Now I search for you, full of pain,
now by the village linden tree,
now in the town, beloved image,
and cannot find you anywhere.
At every window do I stare
where just a veil might flutter,
and have my dear darling
not espied anywhere.

Come you, sweet image of the night,
come with angelic mien,
and in that light shephard's costume,
in which you appeared to me!
And bring that swan-white hand,
that has my heart stolen,
that purple-red bodice ribbon,
that bunch of violets.

Your pair of large blue eyes,
from which an angel gazed;
the brow that was so kind,
and nodded good evening;
the mouth, that paradise of love,
the little dimples in your cheeks,
where open heaven did appear:
bring all of it, my love!

Ludwig Hölty wrote the poem "An ein Traummädchen" (To a Dream Girl) in 1771. It was first published in the Göttinger Musenalmanach of 1775 under the title "Das Traumbild". This text was used by Franz Schubert in 1815, D. 204A, but that music is lost. However, the version Mozart used is very different, following the publication of a collection of Hölty's poems by Friedrich Leopold zu Stolberg-Stolberg and Johann Heinrich Voß in 1783.

Each of the four stanzas consists of eight lines as a pair of two ballad metre four-line segments, each consisting of a iambic tetrameter followed by a iambic trimeter with feminine rhyme of ABAB–ACAC.

==The music==
The song is written in the time signature of 6/8 and in the key signature of E-flat major, the key that Mozart used for the Countess in The Marriage of Figaro. The tempo instruction is ruhig (quiet), equivalent to andante. The vocal range is mainly from E-flat_{4} to F_{5}, with one G_{5}–A-flat_{5} figure.

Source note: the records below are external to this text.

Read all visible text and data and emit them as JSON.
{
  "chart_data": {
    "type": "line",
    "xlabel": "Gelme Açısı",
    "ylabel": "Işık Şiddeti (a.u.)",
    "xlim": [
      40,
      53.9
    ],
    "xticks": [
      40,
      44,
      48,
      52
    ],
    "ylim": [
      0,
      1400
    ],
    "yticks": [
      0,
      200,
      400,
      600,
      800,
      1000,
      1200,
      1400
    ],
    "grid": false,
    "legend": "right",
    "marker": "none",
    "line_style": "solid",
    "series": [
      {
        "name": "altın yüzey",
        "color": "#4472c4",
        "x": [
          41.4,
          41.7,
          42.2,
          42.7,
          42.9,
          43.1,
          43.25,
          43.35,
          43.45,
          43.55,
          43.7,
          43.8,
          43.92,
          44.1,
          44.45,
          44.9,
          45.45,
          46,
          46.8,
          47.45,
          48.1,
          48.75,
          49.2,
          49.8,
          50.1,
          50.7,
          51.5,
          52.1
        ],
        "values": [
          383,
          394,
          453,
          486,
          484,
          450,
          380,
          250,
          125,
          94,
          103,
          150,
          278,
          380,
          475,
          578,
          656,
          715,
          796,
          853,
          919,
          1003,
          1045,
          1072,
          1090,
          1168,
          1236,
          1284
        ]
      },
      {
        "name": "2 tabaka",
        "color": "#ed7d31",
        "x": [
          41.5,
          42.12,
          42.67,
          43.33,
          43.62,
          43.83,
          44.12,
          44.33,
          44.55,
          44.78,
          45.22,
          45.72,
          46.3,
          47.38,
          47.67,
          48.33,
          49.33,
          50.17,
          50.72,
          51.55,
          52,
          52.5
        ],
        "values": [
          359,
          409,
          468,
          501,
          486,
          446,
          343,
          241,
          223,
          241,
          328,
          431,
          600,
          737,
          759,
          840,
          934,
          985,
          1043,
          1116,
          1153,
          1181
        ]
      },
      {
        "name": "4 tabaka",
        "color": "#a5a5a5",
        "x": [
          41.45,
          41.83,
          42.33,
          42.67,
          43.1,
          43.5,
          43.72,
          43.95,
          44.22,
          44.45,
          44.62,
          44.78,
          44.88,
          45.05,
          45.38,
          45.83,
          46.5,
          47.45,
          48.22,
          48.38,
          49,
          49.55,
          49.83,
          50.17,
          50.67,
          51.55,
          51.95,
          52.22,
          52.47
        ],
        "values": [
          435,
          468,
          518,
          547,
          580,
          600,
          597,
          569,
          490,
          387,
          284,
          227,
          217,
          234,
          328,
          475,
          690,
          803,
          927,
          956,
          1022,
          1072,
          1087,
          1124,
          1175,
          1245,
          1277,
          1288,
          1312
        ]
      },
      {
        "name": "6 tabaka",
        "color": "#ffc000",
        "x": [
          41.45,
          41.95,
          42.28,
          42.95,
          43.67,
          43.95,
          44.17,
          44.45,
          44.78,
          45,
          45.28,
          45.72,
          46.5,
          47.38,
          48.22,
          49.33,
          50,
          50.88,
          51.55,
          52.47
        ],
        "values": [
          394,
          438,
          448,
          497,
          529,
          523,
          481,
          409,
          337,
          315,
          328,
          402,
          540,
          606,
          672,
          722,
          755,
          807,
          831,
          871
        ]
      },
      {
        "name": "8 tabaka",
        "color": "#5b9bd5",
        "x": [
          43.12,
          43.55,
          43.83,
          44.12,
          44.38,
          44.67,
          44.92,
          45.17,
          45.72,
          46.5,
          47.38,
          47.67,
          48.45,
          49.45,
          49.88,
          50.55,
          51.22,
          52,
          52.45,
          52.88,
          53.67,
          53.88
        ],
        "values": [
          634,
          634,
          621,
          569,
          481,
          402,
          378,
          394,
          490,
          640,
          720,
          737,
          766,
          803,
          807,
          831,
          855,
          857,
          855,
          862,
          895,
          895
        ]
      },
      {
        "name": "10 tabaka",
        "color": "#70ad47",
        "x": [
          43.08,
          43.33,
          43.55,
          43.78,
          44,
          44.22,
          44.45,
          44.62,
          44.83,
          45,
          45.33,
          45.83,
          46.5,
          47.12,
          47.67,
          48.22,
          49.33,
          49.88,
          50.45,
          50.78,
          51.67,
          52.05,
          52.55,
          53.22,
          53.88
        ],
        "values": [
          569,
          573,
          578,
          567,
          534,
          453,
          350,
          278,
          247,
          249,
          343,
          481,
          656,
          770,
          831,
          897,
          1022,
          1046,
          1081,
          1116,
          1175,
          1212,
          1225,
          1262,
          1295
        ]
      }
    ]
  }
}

The song begins with a two-bar piano introduction. The first four lines of each stanza take four bars, followed by a two-bar interlude, and four bars for the next four lines. A postlude, based on the theme from the interlude, then leads into the next stanza.

The structure is not through-composed but strophic (all four verses are identical). The text and the music leave it undecided whether the vision can ever be found. Amanda Glauert suggests that, compared other Lieder by Mozart, especially to "Das Veilchen", K. 476, "Das Lied der Trennung", K. 519, "Abendempfindung", K. 523, and "Als Luise die Briefe ihres ungetreuen Liebhabers verbrannte", K. 520, "Das Traumbild" lacks responsiveness to the text and melodic tautness.

A performance of all four stanzas takes between five and six minutes, but some recordings consist only of one, two or three stanzas.